Squirm (1976)

Author: Brett Gallman
Submitted by: Brett Gallman   Date : 2014-10-23 01:56
{_BLOCK_.MAIN.PAGE_ADMIN}



Written and Directed by: Jeff Lieberman
Starring: Don Scardino, Patricia Pearcy, and R.A. Dow

Reviewed by: Brett Gallman







"You gonna be da' worm face!"


Squirm—which is, yes, a killer worm movie—opens with a text crawl that ominously takes viewers back to the events of January 1975, when the rural community of Fly Creek, GA experienced an electrical storm that sent thousands of volts of energy into its muddy landscape. What followed, however, was “one of the most bizarre freaks of nature ever recorded,” or so says this opening card, which is presumably meant to echo The Texas Chain Saw Massacre. Given the nature of the film’s threat, you’d be forgiven for mistaking Squirm for a spoof of some sort—I mean, just how grimly serious can a film about hyper-ravenous bloodworms be?

Well, the answer is obviously “not very much,” though first-time viewers may be surprised by just how thoughtfully Jeff Lieberman does treat this material. It’s not just a movie about killer worms—it’s also a about people. Common, ordinary, backwoods people like Geri (Patricia Peary), a freckle-faced gal waiting for big-city boyfriend Mick (Don Scardino) to pay a visit. A hapless nerd whose introduction finds him irritating all the yokels as he crams his way out of a bus, Mick is an immediate outsider, the type of guy who dares to come to a place like Fly Creek and order Yankee drinks like egg crèmes. His intrusion particularly rankles Roger (R.A. Dow), the local simpleton worm farmer with his own crush on Geri, thus forming a tense little love triangle that may prove to be more deadly than the revolting worms wreaking havoc on a typically peaceful town.
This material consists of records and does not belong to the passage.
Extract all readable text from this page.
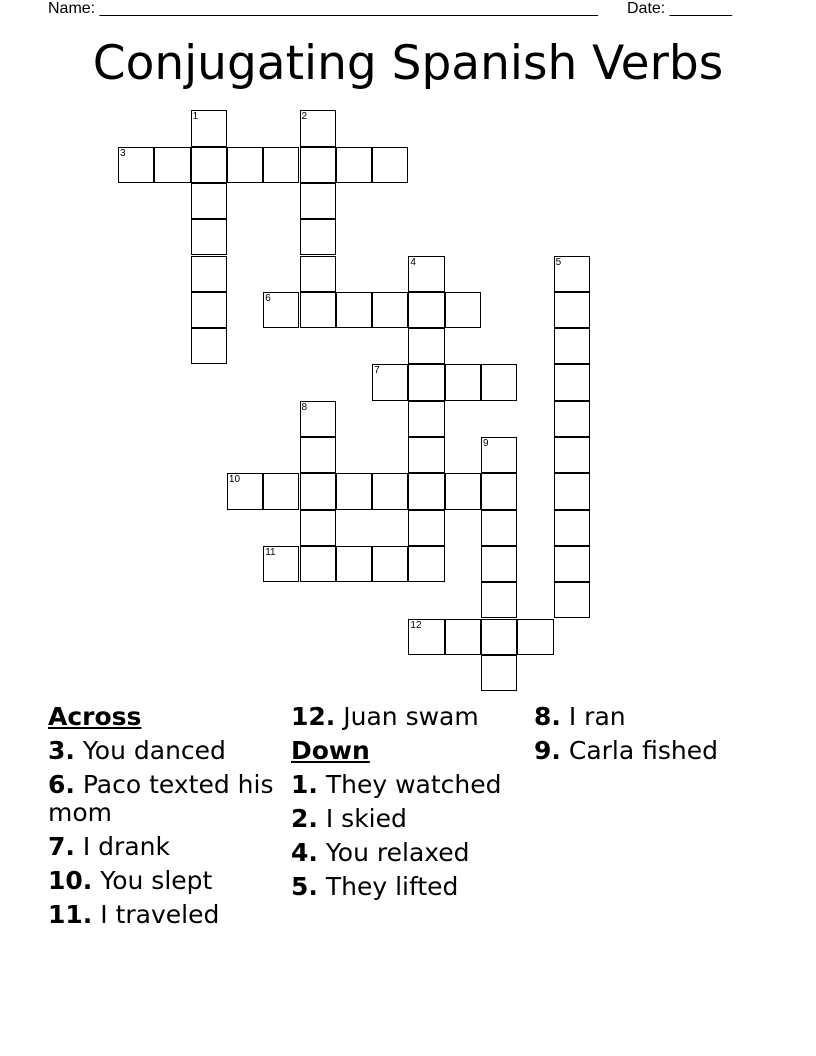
Name: ________________________________________________________ Date: _______
Conjugating Spanish Verbs
1	2
3
4	5
6
7
8
9
10
11
12
Across
3. You danced
6. Paco texted his mom
7. I drank
10. You slept
11. I traveled
12. Juan swam
Down
1. They watched
2. I skied
4. You relaxed
5. They lifted
8. I ran
9. Carla fished
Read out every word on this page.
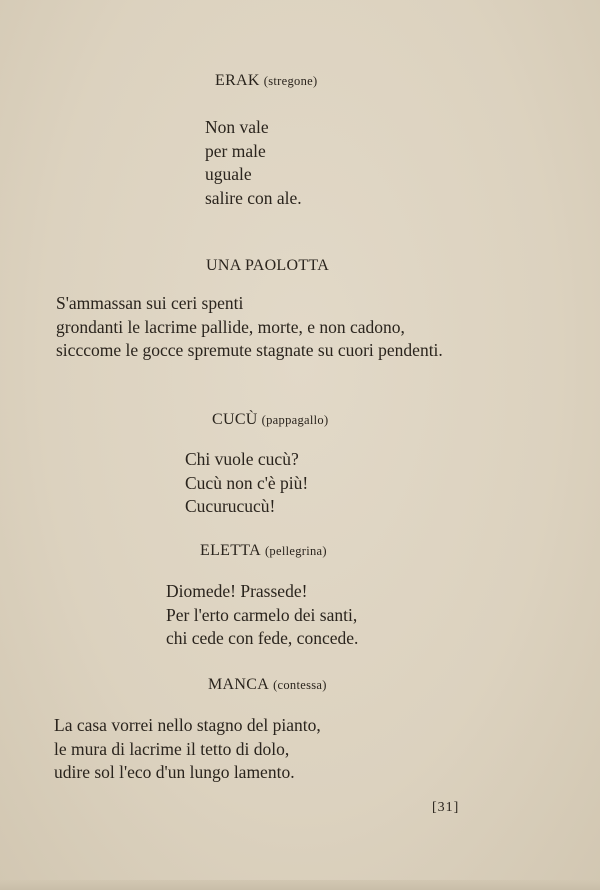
ERAK (stregone)
Non vale
per male
uguale
salire con ale.
UNA PAOLOTTA
S'ammassan sui ceri spenti
grondanti le lacrime pallide, morte, e non cadono,
sicccome le gocce spremute stagnate su cuori pendenti.
CUCÙ (pappagallo)
Chi vuole cucù?
Cucù non c'è più!
Cucurucucù!
ELETTA (pellegrina)
Diomede! Prassede!
Per l'erto carmelo dei santi,
chi cede con fede, concede.
MANCA (contessa)
La casa vorrei nello stagno del pianto,
le mura di lacrime il tetto di dolo,
udire sol l'eco d'un lungo lamento.
[31]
Lieberman’s approach is pretty crafty—Squirm is most certainly a killer worm movie, yet he allows it to gradually build and even play out as a mystery, with its creeping horrors graduating from Mick finding a worm in his egg crème to the two lovebirds stumbling upon some skeletal remains. Understandably, nobody puts two and two together when Roger’s worm stock disappears. Nobody expects the Electrified Worm Farm Massacre. Watching these bumpkins (and one wimpy city boy) uncover the bizarre truth is pretty charming thanks to Lieberman’s decision to shoot on location with actors who convincingly blend in with the southern-fried locales.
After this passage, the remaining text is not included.